Statistics in Sociology, 1950-2000
Raftery, Adrian E., Journal of the American Statistical Association
Sociology is the scientific study of modern industrial society. Example questions include: What determines how well people succeed in life, occupationally and otherwise? What factors affect variations in crime rates between different countries, cities, and neighborhoods? What are the causes of the increasing U.S. divorce rate? What are the main factors driving fertility decline in developing countries? Why have social revolutions been successful in some countries but not in others?
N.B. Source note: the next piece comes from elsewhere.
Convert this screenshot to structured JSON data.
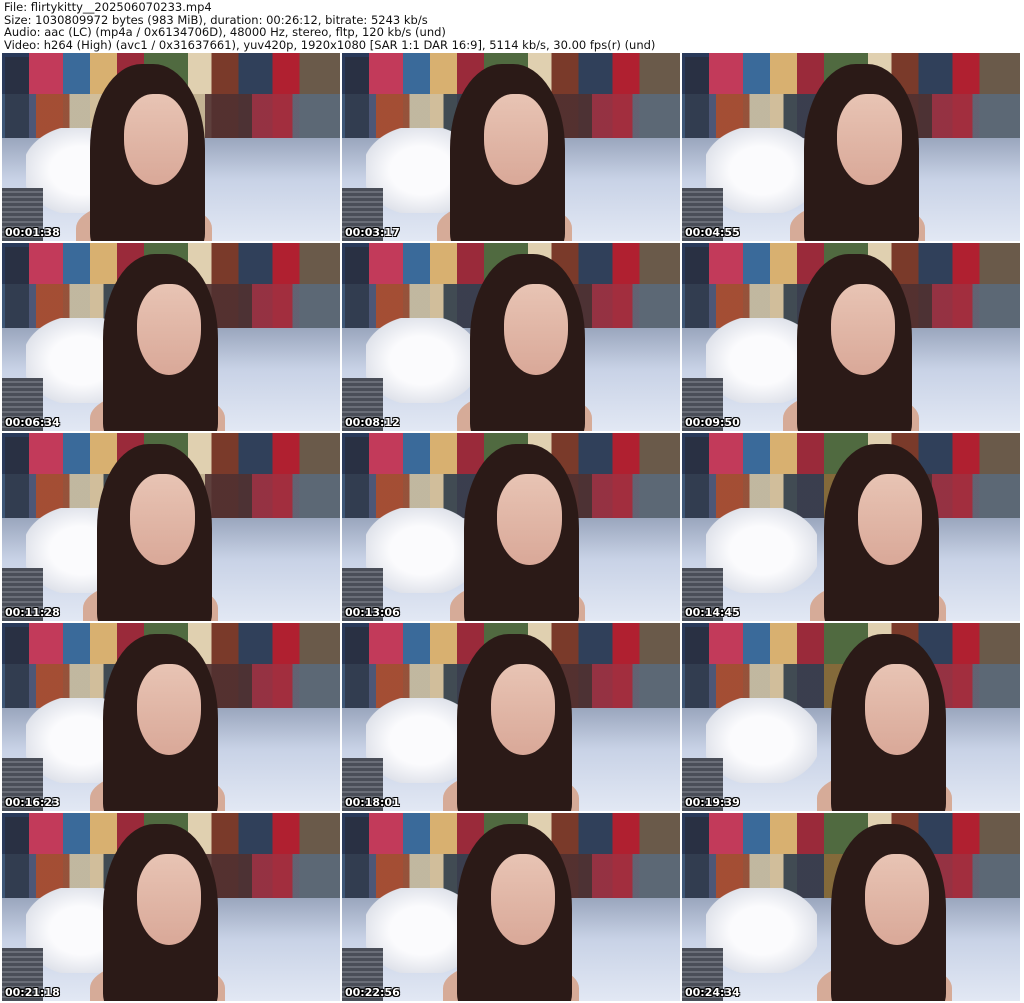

The roots of sociology go back to the mid-nineteenth century and to seminal work by Auguste Comte, Karl Marx, Max Weber, and Emile Durkheim on the kind of society newly emerging from the industrial revolution. Sociology has used quantitative methods and data from the beginning, but before World War II the data tended to be fragmentary and the statistical methods simple and descriptive.
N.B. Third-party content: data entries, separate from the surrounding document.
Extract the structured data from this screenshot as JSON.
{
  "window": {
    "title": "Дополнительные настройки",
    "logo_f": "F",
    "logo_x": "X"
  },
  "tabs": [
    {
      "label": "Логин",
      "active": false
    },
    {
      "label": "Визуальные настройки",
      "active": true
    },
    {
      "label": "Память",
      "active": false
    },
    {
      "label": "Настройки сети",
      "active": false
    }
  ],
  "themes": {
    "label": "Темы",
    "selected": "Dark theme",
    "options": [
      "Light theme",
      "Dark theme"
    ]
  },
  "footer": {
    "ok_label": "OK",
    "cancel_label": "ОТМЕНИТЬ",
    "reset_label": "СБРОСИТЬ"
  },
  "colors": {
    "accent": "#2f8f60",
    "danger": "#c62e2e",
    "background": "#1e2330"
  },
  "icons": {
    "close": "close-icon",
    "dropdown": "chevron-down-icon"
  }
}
Since then, the available data have grown in complexity, and statistical methods have been developed to deal with them, with the sociologists themselves often leading the way (Clogg 1992). The trend has been toward increasingly rigorous formulation of hypotheses, larger and more detailed datasets, more complex statistical models to match the data, and a higher level of statistical analysis in the major sociological journals.
Statistical methods have had a successful half-century in sociology, contributing to a greatly improved standard of scientific rigor in the discipline. Sociology has made use of a wide variety of statistical methods and models, but I focus here on the ones developed by sociologists, motivated by sociological problems, or first published in sociological journals. I distinguish three postwar generations of statistical methods in sociology, each defined by the kind of data it addresses. The first generation of methods, starting after World War II, deals with cross-tabulations of counts from surveys and censuses by a small number of discrete variables such as sex, age group, and occupational category; social mobility tables provide a canonical example. Schuessler (1980) gave a survey that largely reflects this first-generation work.
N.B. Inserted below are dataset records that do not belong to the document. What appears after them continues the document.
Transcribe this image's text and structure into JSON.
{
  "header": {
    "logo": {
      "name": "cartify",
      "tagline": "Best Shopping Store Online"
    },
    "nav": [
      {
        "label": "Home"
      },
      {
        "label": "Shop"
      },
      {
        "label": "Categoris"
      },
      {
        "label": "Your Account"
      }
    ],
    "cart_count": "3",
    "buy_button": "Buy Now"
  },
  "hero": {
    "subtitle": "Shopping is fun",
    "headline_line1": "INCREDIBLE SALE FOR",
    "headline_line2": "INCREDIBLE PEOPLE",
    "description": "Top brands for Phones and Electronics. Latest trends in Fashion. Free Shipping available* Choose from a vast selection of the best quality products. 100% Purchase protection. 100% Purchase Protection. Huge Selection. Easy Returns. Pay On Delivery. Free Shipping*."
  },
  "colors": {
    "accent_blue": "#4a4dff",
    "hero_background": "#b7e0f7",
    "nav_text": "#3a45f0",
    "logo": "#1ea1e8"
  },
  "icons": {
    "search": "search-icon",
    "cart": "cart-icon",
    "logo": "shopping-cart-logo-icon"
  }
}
The second generation, starting in the early 1960s, deals with unit-level data from surveys that include many variables. This generation was galvanized by Blau and Duncan's (1967) highly influential book The American Occupational Structure, and by the establishment of Sociological Methodology in 1969 and Sociological Methods and Research in 1972 as publication outlets. These developments marked the corning of age of research on quantitative methodology in sociology. The third generation of methods, starting in the late 1980s, deals with data that are not usually thought of as cross-tabulations or data matrices, either because the data take different forms, such as texts or narratives, or because dependence is a crucial aspect. These generations do not have clear starting points and all remain active today; like real generations, they overlap.
Today, much sociological research is based on the reanalysis of large high-quality survey sample datasets, usually collected with public funds and publicly available to researchers, with typical sample sizes in the range of 5,000-20,000. This has opened the way to easy replication of results and has helped produce standards of scientific rigor in sociology comparable to those in many of the natural sciences. Social statistics is expanding rapidly as a research area, and several major institutions have recently launched initiatives in this area.
1. THE FIRST GENERATION: CROSS-TABULATIONS
1.1 Categorical Data Analysis
Initially, much of the data that quantitative sociologists had to work with came in the form of cross-classified tables, and so it is not surprising that this is perhaps the area of statistics to which sociology has contributed the most. A canonical example has been the analysis of social mobility tables, two-way tables of father's against respondent's occupational category; typically the number of categories used is between 5 and 17. …